Another important factor to realize is that wealth is not necessarily the primary factor. For instance, people of all ages (including very young adults) have life insurance policies and retirement accounts, and these are also a part of any deceased estate. They may not have valuable belongings or investments, but the estate as a whole could attract substantial value.
Death is a fact of life, and estate planning is an element that should never be ignored. Broadly speaking estate planning means that what you have to do is put your wishes down on paper in a legally accepted way, so that when you do die, your decisions are respected and followed.
But it’s not that simple. First of all there are different types of wills and related documents that need to be considered, and then there are other estate planning tools that need to be addressed.
Additionally, without wills and other legal documents, winding down a deceased estate will take a lot longer than necessary. This can be incredibly stressful for everybody left behind.
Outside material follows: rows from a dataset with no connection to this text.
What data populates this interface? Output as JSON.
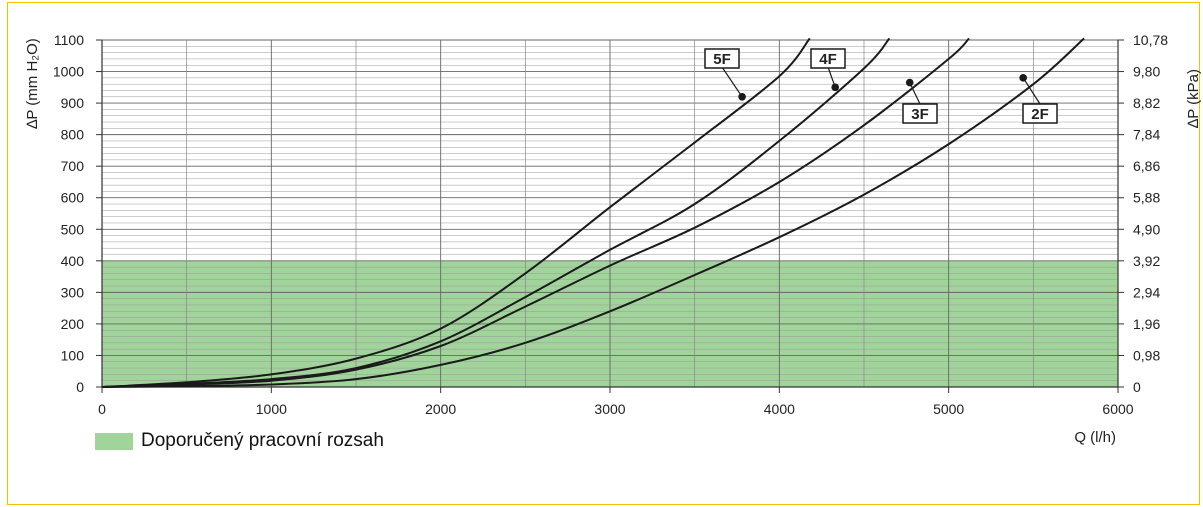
{
  "chart_data": {
    "type": "line",
    "xlabel": "Q (l/h)",
    "ylabel": "∆P (mm H₂O)",
    "y2label": "∆P (kPa)",
    "xlim": [
      0,
      6000
    ],
    "ylim": [
      0,
      1100
    ],
    "x_ticks": [
      "0",
      "1000",
      "2000",
      "3000",
      "4000",
      "5000",
      "6000"
    ],
    "y_ticks": [
      "0",
      "100",
      "200",
      "300",
      "400",
      "500",
      "600",
      "700",
      "800",
      "900",
      "1000",
      "1100"
    ],
    "y2_ticks": [
      "0",
      "0,98",
      "1,96",
      "2,94",
      "3,92",
      "4,90",
      "5,88",
      "6,86",
      "7,84",
      "8,82",
      "9,80",
      "10,78"
    ],
    "grid": true,
    "recommended_range": {
      "label": "Doporučený pracovní rozsah",
      "ymin": 0,
      "ymax": 400,
      "color": "#a1d49b"
    },
    "series": [
      {
        "name": "5F",
        "marker": {
          "x": 3780,
          "y": 920
        },
        "x": [
          0,
          500,
          1000,
          1500,
          2000,
          2500,
          3000,
          3500,
          4000,
          4180
        ],
        "y": [
          0,
          15,
          40,
          90,
          185,
          360,
          570,
          775,
          985,
          1105
        ]
      },
      {
        "name": "4F",
        "marker": {
          "x": 4330,
          "y": 950
        },
        "x": [
          0,
          500,
          1000,
          1500,
          2000,
          2500,
          3000,
          3500,
          4000,
          4500,
          4650
        ],
        "y": [
          0,
          10,
          25,
          60,
          145,
          285,
          435,
          580,
          780,
          1010,
          1105
        ]
      },
      {
        "name": "3F",
        "marker": {
          "x": 4770,
          "y": 965
        },
        "x": [
          0,
          500,
          1000,
          1500,
          2000,
          2500,
          3000,
          3500,
          4000,
          4500,
          5000,
          5120
        ],
        "y": [
          0,
          8,
          20,
          55,
          130,
          255,
          385,
          505,
          650,
          830,
          1040,
          1105
        ]
      },
      {
        "name": "2F",
        "marker": {
          "x": 5440,
          "y": 980
        },
        "x": [
          0,
          500,
          1000,
          1500,
          2000,
          2500,
          3000,
          3500,
          4000,
          4500,
          5000,
          5500,
          5800
        ],
        "y": [
          0,
          3,
          8,
          25,
          70,
          140,
          240,
          355,
          475,
          610,
          770,
          960,
          1105
        ]
      }
    ]
  }
}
Important documents in estate planning include a last will and testament, a living trust, and a living will. Additionally, it is important to consider who will have financial power of attorney if you cannot make your own decisions, whether due to illness or death.
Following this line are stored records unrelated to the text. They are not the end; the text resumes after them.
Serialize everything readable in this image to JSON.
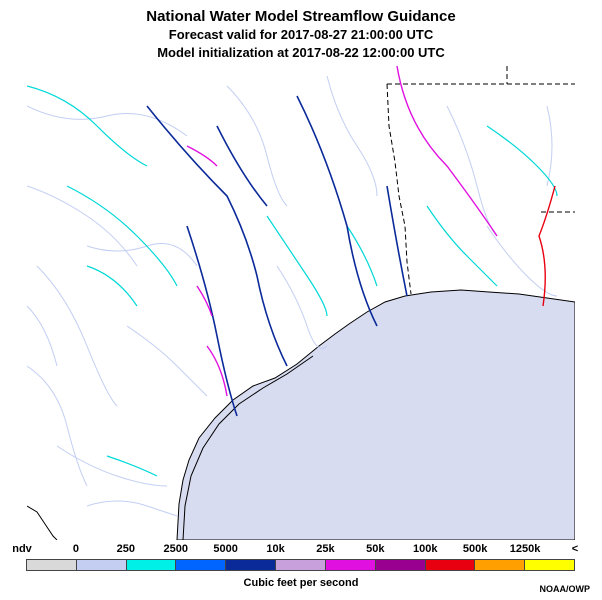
{
  "title": {
    "main": "National Water Model Streamflow Guidance",
    "forecast": "Forecast valid for 2017-08-27 21:00:00 UTC",
    "init": "Model initialization at 2017-08-22 12:00:00 UTC"
  },
  "legend": {
    "bins": [
      {
        "label": "ndv",
        "color": "#d9d9d9"
      },
      {
        "label": "0",
        "color": "#c3cef2"
      },
      {
        "label": "250",
        "color": "#00f0e8"
      },
      {
        "label": "2500",
        "color": "#0064ff"
      },
      {
        "label": "5000",
        "color": "#0b2a9a"
      },
      {
        "label": "10k",
        "color": "#c8a0dc"
      },
      {
        "label": "25k",
        "color": "#e010e0"
      },
      {
        "label": "50k",
        "color": "#9a0090"
      },
      {
        "label": "100k",
        "color": "#e80010"
      },
      {
        "label": "500k",
        "color": "#ffa000"
      },
      {
        "label": "1250k",
        "color": "#ffff00"
      }
    ],
    "overflow_label": "<",
    "caption": "Cubic feet per second"
  },
  "credit": "NOAA/OWP",
  "colors": {
    "water": "#d8dcf0",
    "coast": "#000000",
    "state_border": "#000000"
  }
}
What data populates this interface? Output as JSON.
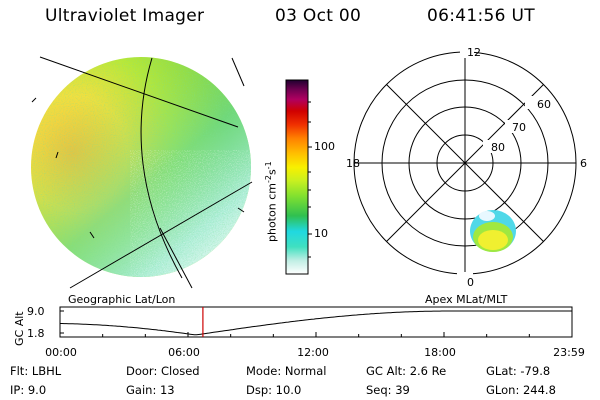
{
  "header": {
    "instrument": "Ultraviolet Imager",
    "date": "03 Oct 00",
    "time": "06:41:56 UT"
  },
  "imager_panel": {
    "caption": "Geographic Lat/Lon"
  },
  "colorbar": {
    "unit_main": "photon cm",
    "unit_exp1": "-2",
    "unit_s": "s",
    "unit_exp2": "-1",
    "ticks": [
      "100",
      "10"
    ],
    "gradient": [
      "#ffffff",
      "#bfeee4",
      "#40e0c0",
      "#20d8e0",
      "#30c050",
      "#80e030",
      "#c8f020",
      "#f8f000",
      "#ffc000",
      "#ff8000",
      "#f03000",
      "#d00000",
      "#b00060",
      "#700050",
      "#200030"
    ]
  },
  "polar_plot": {
    "caption": "Apex MLat/MLT",
    "mlt_labels": {
      "top": "12",
      "left": "18",
      "right": "6",
      "bottom": "0"
    },
    "mlat_labels": [
      "60",
      "70",
      "80"
    ]
  },
  "altitude_plot": {
    "ylabel": "GC Alt",
    "ytick_top": "9.0",
    "ytick_bottom": "1.8",
    "time_ticks": [
      "00:00",
      "06:00",
      "12:00",
      "18:00",
      "23:59"
    ],
    "marker_time": "06:41:56"
  },
  "status": {
    "flt": "Flt:  LBHL",
    "ip": "IP:  9.0",
    "door": "Door:  Closed",
    "gain": "Gain:  13",
    "mode": "Mode:  Normal",
    "dsp": "Dsp:     10.0",
    "gcalt": "GC Alt:  2.6 Re",
    "seq": "Seq:  39",
    "glat": "GLat:  -79.8",
    "glon": "GLon:  244.8"
  },
  "colors": {
    "marker": "#cc0000",
    "aurora_blue": "#40d0e0",
    "aurora_yellow": "#f0f030"
  }
}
- Power of attorney involves appointing a trusted person, who may or may not be a family member, to make financial decisions in the event of illness or death.
- A living will is essentially a formal written health directive that outlines your wishes if you are in a physical state where you cannot communicate them yourself. For example, people who become terminally ill often specify in a living will that they do not want artificial nutrition that will result in them remaining in a vegetative state or irreversible coma. Without a living will, this would not be legally possible.
- Trusts are particularly valuable for young couples with young children because they enable them to designate how money in the estate will be used to care for the children. A trust will also enable one to designate how the money is used, for education for example.
- A last will and testament ensures that however old (or young) you are, your wishes in terms of who gets your belongings or money is honored.
While death is an emotionally draining time for those left behind, estate planning does, in its own way, make it just a little bit easier on family and friends. It also ensures that fights over money and property left behind by the deceased loved one simply don’t feature.
While every family has different legal needs in terms of will and estate planning, it’s important to know what the laws and processes are for your state. It is also really important to ensure that you take all possible steps to safeguard your assets within the confines of your family and loved ones.